According to Emmanuel Bigand, professor of cognitive psychology at the University of Bourgogne and director of a research department at the French National Center for Scientific Research, music is automatically processed by the brain and stored in implicit memory.

“Long before birth, babies memorize pieces of music which they are able to recognize one year after they are born without having heard them again in the meantime,” he says. “At the other end of life, even when linguistic activities fade away, and particularly in the advanced stages of Alzheimer’s disease, music remains accessible. Not only does it impart a desire to communicate, smile and sing; it also reawakens the memories and events with which it is associated.”

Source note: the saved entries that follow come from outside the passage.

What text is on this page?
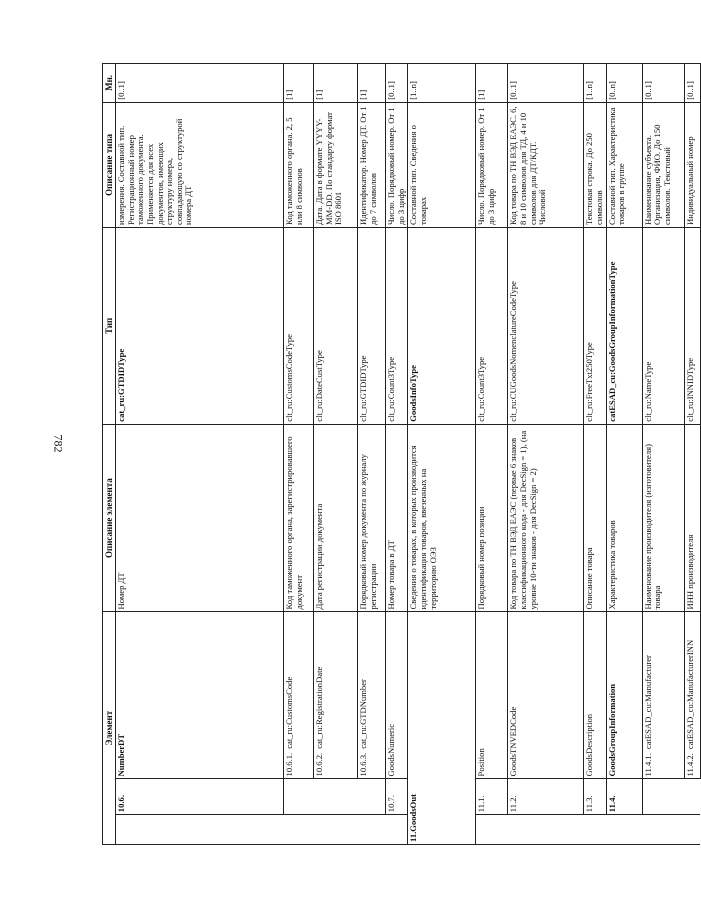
782
Элемент			Описание элемента	Тип	Описание типа	Мн.
	10.6.	NumberDT	Номер ДТ	cat_ru:GTDIDType	измерения. Составной тип. Регистрационный номер таможенного документа. Применяется для всех документов, имеющих структуру номера, совпадающую со структурой номера ДТ	[0..1]
		10.6.1.cat_ru:CustomsCode	Код таможенного органа, зарегистрировавшего документ	clt_ru:CustomsCodeType	Код таможенного органа. 2, 5 или 8 символов	[1]
		10.6.2.cat_ru:RegistrationDate	Дата регистрации документа	clt_ru:DateCustType	Дата. Дата в формате YYYY-MM-DD. По стандарту формат ISO 8601	[1]
		10.6.3.cat_ru:GTDNumber	Порядковый номер документа по журналу регистрации	clt_ru:GTDIDType	Идентификатор. Номер ДТ. От 1 до 7 символов	[1]
	10.7.	GoodsNumeric	Номер товара в ДТ	clt_ru:Count3Type	Число. Порядковый номер. От 1 до 3 цифр	[0..1]
11.GoodsOut			Сведения о товарах, в которых производится идентификация товаров, ввезенных на территорию ОЭЗ	GoodsInfoType	Составной тип. Сведения о товарах	[1..n]
	11.1.	Position	Порядковый номер позиции	clt_ru:Count3Type	Число. Порядковый номер. От 1 до 3 цифр	[1]
	11.2.	GoodsTNVEDCode	Код товара по ТН ВЭД ЕАЭС (первые 6 знаков классификационного кода - для DecSign = 1), (на уровне 10-ти знаков - для DecSign = 2)	clt_ru:CUGoodsNomenclatureCodeType	Код товара по ТН ВЭД ЕАЭС. 6, 8 и 10 символов для ТД, 4 и 10 символов для ДТ/КДТ. Числовой	[0..1]
	11.3.	GoodsDescription	Описание товара	clt_ru:FreeTxt250Type	Текстовая строка. До 250 символов	[1..n]
	11.4.	GoodsGroupInformation	Характеристика товаров	catESAD_cu:GoodsGroupInformationType	Составной тип. Характеристика товаров в группе	[0..n]
		11.4.1.catESAD_cu:Manufacturer	Наименование производителя (изготовителя) товара	clt_ru:NameType	Наименование субъекта. Организация, ФИО. До 150 символов. Текстовый	[0..1]
		11.4.2.catESAD_cu:ManufacturerINN	ИНН производителя	clt_ru:INNIDType	Индивидуальный номер	[0..1]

It is a strong sign of hope for such elderly people, who are so often neglected by postmodern societies and cut off from their families. “By singing together, the residents create a bridge to their past, a past in which they were still in good shape, physically and mentally,” Cardinal Josef De Kesel told the Register. This unprecedented pilgrimage, the cardinal said, is a clear and convincing invitation to society not to exclude people who are considered “useless.” Such rejection, in his opinion, is one of the greatest dangers of our time.

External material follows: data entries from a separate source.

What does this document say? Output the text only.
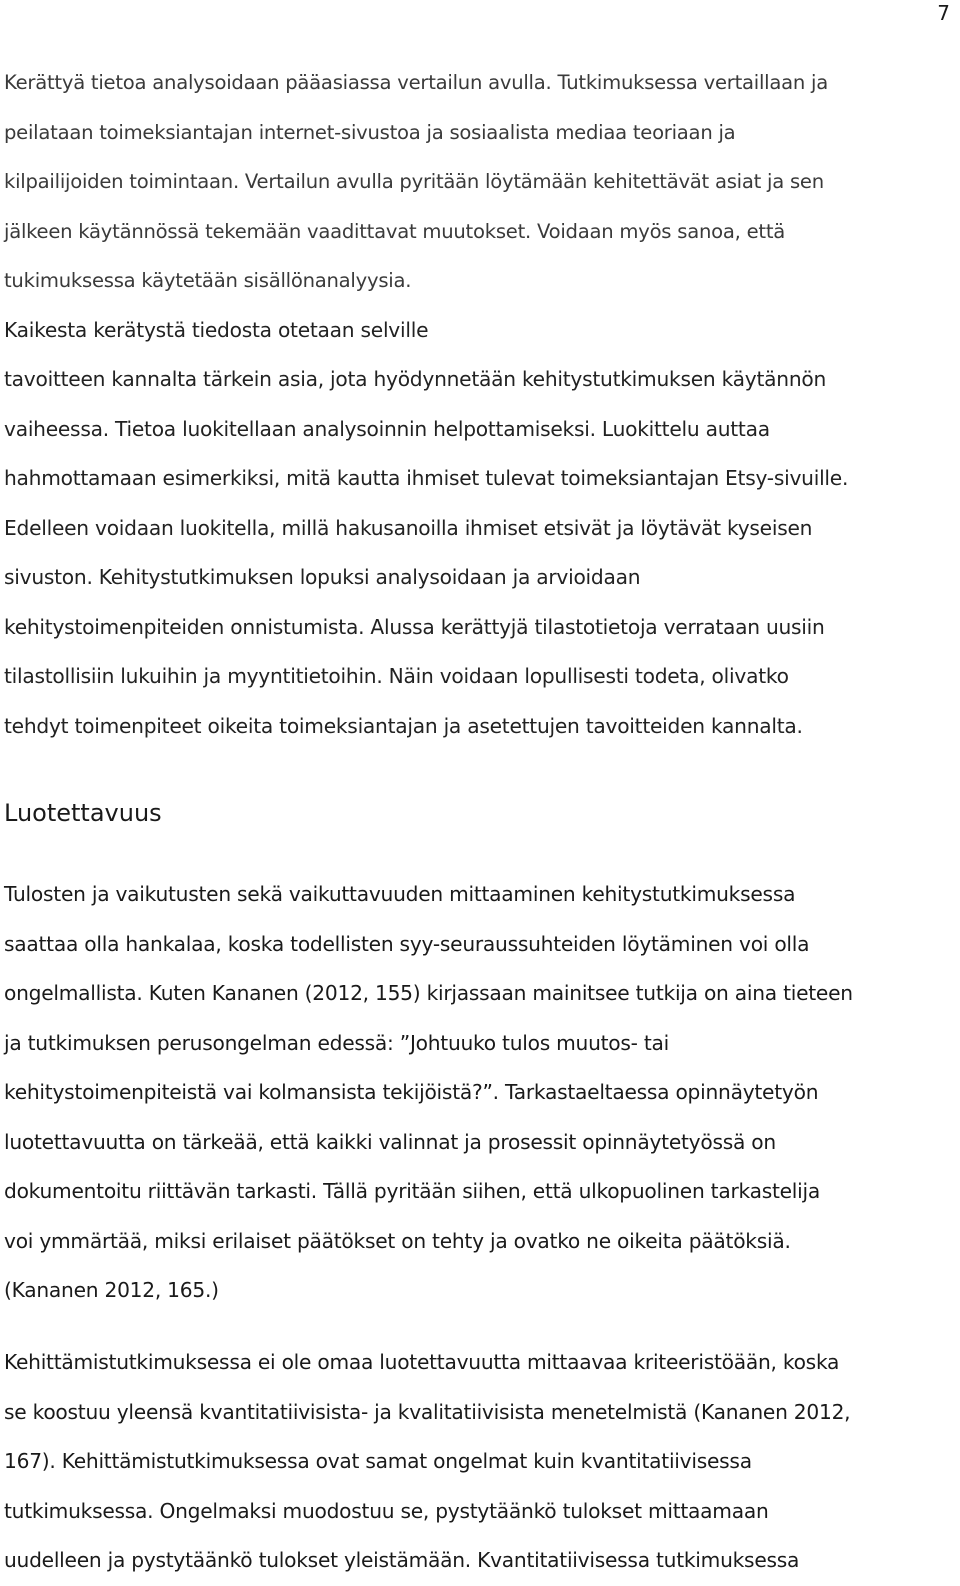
7

Kerättyä tietoa analysoidaan pääasiassa vertailun avulla. Tutkimuksessa vertaillaan ja
peilataan toimeksiantajan internet-sivustoa ja sosiaalista mediaa teoriaan ja
kilpailijoiden toimintaan. Vertailun avulla pyritään löytämään kehitettävät asiat ja sen
jälkeen käytännössä tekemään vaadittavat muutokset. Voidaan myös sanoa, että
tukimuksessa käytetään sisällönanalyysia.

Kaikesta kerätystä tiedosta otetaan selville
tavoitteen kannalta tärkein asia, jota hyödynnetään kehitystutkimuksen käytännön
vaiheessa. Tietoa luokitellaan analysoinnin helpottamiseksi. Luokittelu auttaa
hahmottamaan esimerkiksi, mitä kautta ihmiset tulevat toimeksiantajan Etsy-sivuille.
Edelleen voidaan luokitella, millä hakusanoilla ihmiset etsivät ja löytävät kyseisen
sivuston. Kehitystutkimuksen lopuksi analysoidaan ja arvioidaan
kehitystoimenpiteiden onnistumista. Alussa kerättyjä tilastotietoja verrataan uusiin
tilastollisiin lukuihin ja myyntitietoihin. Näin voidaan lopullisesti todeta, olivatko
tehdyt toimenpiteet oikeita toimeksiantajan ja asetettujen tavoitteiden kannalta.

Luotettavuus

Tulosten ja vaikutusten sekä vaikuttavuuden mittaaminen kehitystutkimuksessa
saattaa olla hankalaa, koska todellisten syy-seuraussuhteiden löytäminen voi olla
ongelmallista. Kuten Kananen (2012, 155) kirjassaan mainitsee tutkija on aina tieteen
ja tutkimuksen perusongelman edessä: ”Johtuuko tulos muutos- tai
kehitystoimenpiteistä vai kolmansista tekijöistä?”. Tarkastaeltaessa opinnäytetyön
luotettavuutta on tärkeää, että kaikki valinnat ja prosessit opinnäytetyössä on
dokumentoitu riittävän tarkasti. Tällä pyritään siihen, että ulkopuolinen tarkastelija
voi ymmärtää, miksi erilaiset päätökset on tehty ja ovatko ne oikeita päätöksiä.
(Kananen 2012, 165.)

Kehittämistutkimuksessa ei ole omaa luotettavuutta mittaavaa kriteeristöään, koska
se koostuu yleensä kvantitatiivisista- ja kvalitatiivisista menetelmistä (Kananen 2012,
167). Kehittämistutkimuksessa ovat samat ongelmat kuin kvantitatiivisessa
tutkimuksessa. Ongelmaksi muodostuu se, pystytäänkö tulokset mittaamaan
uudelleen ja pystytäänkö tulokset yleistämään. Kvantitatiivisessa tutkimuksessa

“The very fact that we organized a pilgrimage specially for these people, the fact that we brought them here in Rome, is a strong message,” he said. “This is a modest initiative, but it is symbolically highly significant.”

 

Against the ‘Throwaway Culture’

Such an initiative takes place in the context of increasing concern about the spread of a utilitarian culture regarding ailing persons in Belgium. Euthanasia in this country was authorized under some conditions in 2002, and Belgium is now one of the three European nations — with Netherlands and Luxembourg — to have legalized it. Since 2014, such laws were expanded to minors with no age limits, provided that they have the faculty to decide for themselves. The contours of the law are not very clear for people with neurodegenerative diseases, especially Alzheimer’s, since it is difficult to ensure the patient is lucid enough to make the decision to end his or her life. A 2017 study by BMC Psychiatry showed the proportion of euthanasia cases with mental disorders represented 0.5% of all cases reported in the period 2002-2007, increasing from 2008 onwards to 3% of all cases reported in 2013.

The Rainbow Choir is the antithesis of the culture-of-death mentality.

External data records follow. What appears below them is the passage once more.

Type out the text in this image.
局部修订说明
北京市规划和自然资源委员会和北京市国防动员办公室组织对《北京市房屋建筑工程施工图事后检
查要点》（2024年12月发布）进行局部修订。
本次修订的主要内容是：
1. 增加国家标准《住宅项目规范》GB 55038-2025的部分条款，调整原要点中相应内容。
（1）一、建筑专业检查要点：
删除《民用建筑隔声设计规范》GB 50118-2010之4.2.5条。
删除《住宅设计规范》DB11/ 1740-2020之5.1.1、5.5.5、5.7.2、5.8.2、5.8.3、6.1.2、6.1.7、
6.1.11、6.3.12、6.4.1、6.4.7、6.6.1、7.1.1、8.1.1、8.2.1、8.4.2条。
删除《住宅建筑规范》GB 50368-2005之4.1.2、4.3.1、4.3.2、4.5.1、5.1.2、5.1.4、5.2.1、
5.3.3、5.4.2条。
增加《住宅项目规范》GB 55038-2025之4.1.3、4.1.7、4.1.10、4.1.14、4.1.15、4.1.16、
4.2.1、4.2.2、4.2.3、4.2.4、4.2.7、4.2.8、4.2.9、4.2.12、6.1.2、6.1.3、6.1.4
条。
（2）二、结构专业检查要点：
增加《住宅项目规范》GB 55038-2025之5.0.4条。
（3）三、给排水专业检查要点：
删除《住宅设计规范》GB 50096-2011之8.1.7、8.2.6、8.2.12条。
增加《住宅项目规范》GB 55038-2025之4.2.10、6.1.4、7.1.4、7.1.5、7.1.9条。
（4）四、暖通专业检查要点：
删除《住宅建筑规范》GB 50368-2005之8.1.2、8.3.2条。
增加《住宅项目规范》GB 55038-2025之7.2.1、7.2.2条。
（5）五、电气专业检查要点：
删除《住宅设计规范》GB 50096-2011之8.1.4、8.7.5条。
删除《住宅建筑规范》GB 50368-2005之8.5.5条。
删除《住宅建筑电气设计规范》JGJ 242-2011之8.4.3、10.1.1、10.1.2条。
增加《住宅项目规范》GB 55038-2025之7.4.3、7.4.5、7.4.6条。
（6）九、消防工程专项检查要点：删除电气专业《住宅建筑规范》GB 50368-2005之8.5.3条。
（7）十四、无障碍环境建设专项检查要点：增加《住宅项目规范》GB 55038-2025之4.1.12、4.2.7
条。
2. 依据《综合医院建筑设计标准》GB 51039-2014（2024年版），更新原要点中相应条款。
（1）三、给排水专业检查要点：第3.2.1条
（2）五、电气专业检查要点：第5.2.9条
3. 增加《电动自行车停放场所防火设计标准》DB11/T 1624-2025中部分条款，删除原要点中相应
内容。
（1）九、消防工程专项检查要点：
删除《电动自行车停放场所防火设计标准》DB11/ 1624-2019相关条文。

The elderly ensemble ended their Roman visit with a concert at the Belgian Embassy to the Holy See on April 5, in the presence of Belgian ambassador John Cornet d’Elzius.

“We’ve been criticized by various people in Belgium for organizing this trip to Rome, as they thought it was pointless,” said Van Herpe, who said such an attitude reflects a profound lack of consideration for and respect of the elderly.

But through the trip, the singers were quite the witnesses to the culture of life, as societal disregard for the elderly underscores choirmaster Zutterman’s commitment to the Rainbow Choir.

“They are so important,” Zutterman told the Register. “They are our grandmothers, our grandfathers; they are our heritage. We want to value their presence on earth and give them dignity.”

Europe correspondent Solène Tadié writes from Rome.